L’amore di cui parlo alla luce di questo bisogno non è solo quello della coppia erotica, è anche quello del maestro, del leader, del gruppo di riferimento, del pubblico che ci ama... Chiunque mi ami mi aiuta a conoscermi meglio, a perfezionare la mia identità. Con ciascuno di essi entriamo con loro in empatia e, nel farlo, conosciamo meglio noi stessi, maturando così le nostre disposizioni individuali: ci individuiamo in una relazione duale.

I neuroni specchio

Sequenza di foto in cui un piccolo di scimpanzè imita una smorfia fattagli da un uomo pochi istanti prima.

Questa mia tesi è stata comprovata in sede di ricerca scientifica dalle osservazioni sui cosiddetti neuroni specchio effettuate da Giacomo Rizzolatti e la sua equipe, e poi teorizzate sia da lui che da Vittorio Gallese. Secondo i risultati di queste ricerche esistono nel nostro cervello ampie reti di neuroni la cui unica – o prevalente – funzione è di rispecchiare dentro di noi i movimenti e gli stati d’animo dell’altro essere umano. Sin da piccolissimi siamo in grado di simulare dentro di noi i pensieri e le emozioni delle persone con le quali siamo coinvolti (come fanno fra loro il neonato e la madre, che si contemplano e si capiscono in una sorta di idillio amoroso primario). Intuibile che a questa funzione deve accompagnarsi un’altra area del cervello deputata a tenere la memoria delle infinite transazioni avute in tal modo con l’altro. Alla luce di questi studi, il nostro cervello appare predisposto a vivere sempre in compagnia di un alter-ego che ci accompagna e ci aiuta nella formalizzazione di un rapporto umano prototipico e nella stilizzazione di noi stessi.

Nel corso della nostra vita noi cerchiamo un altro, un diverso da noi che pure sia allo stesso tempo in piena sintonia con noi. Cerchiamo uno specchio fedele che in virtù del suo modo di essere diverso da noi rifletta in perfetta onestà le parti nascoste del nostro essere. Non uno specchio che ci dia la nostra vaga immagine abituale, ma che ci mostri a noi stessi nelle nostre lacune e imperfezioni, nelle nostre sofferenze e potenzialità inesplorate, quindi in tutto ciò che in noi esiste ed avviene a nostra insaputa. Uno specchio che ci sottragga al velo della mistificazione e ci riveli la nostra più intima natura.

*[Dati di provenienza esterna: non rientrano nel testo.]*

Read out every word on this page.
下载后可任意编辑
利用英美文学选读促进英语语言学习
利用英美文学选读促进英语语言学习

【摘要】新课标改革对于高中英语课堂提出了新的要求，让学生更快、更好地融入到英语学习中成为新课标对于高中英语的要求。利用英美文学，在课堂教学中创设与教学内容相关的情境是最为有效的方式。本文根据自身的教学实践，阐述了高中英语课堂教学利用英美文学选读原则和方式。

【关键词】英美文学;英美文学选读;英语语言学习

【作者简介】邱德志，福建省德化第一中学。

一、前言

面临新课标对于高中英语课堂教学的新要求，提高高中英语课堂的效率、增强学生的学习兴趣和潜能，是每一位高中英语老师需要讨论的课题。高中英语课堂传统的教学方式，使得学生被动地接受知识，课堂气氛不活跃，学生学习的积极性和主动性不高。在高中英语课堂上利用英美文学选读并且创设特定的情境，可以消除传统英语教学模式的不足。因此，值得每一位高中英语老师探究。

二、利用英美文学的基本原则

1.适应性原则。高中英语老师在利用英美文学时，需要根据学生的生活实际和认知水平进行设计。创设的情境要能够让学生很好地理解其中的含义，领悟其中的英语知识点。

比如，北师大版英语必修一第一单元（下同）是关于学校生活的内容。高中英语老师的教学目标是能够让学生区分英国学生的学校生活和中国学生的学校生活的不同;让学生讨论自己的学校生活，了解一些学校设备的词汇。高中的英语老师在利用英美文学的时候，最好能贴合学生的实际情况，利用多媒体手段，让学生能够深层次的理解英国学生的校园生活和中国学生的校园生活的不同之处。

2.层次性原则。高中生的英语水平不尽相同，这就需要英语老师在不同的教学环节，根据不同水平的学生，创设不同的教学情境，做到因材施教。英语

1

Lo vediamo con chiarezza nell’attitudine della madre a mettere in luce i bisogni primari del bambino e le sue funzioni vitali, esultando e facendo esultare il bambino ogni volta che le scopre; lo vediamo nell’amicizia, nella quale l’amico del cuore consente al suo partner di mettere in luce se stesso, i suoi pensieri e le sue esperienze, maturando una più salda conoscenza di sé; lo vediamo nell’amore nel quale l’amato consente all’innamorato di vedersi in una luce nuova; lo vediamo nella relazione psicoterapeutica, nella quale il paziente proietta sul terapeuta le sue parti migliori e quelle peggiori, sperando di riaverle trasformate.

Infine, poiché noi stessi siamo specchio per l’altro ecco che, mettendo due specchi l’uno di fronte all’altro, le immagini riflesse si moltiplicano all’infinito. Più mi osservo grazie all’altro, più annullo la mia immagine creandone una nuova. Il cammino della conoscenza non ha termine, la rivelazione è infinita.

È questo il mistero dell’amore: non cessa mai di chiedere il “meglio” per sé e per l’altro, quindi la conoscenza, il lavoro, la perfezione.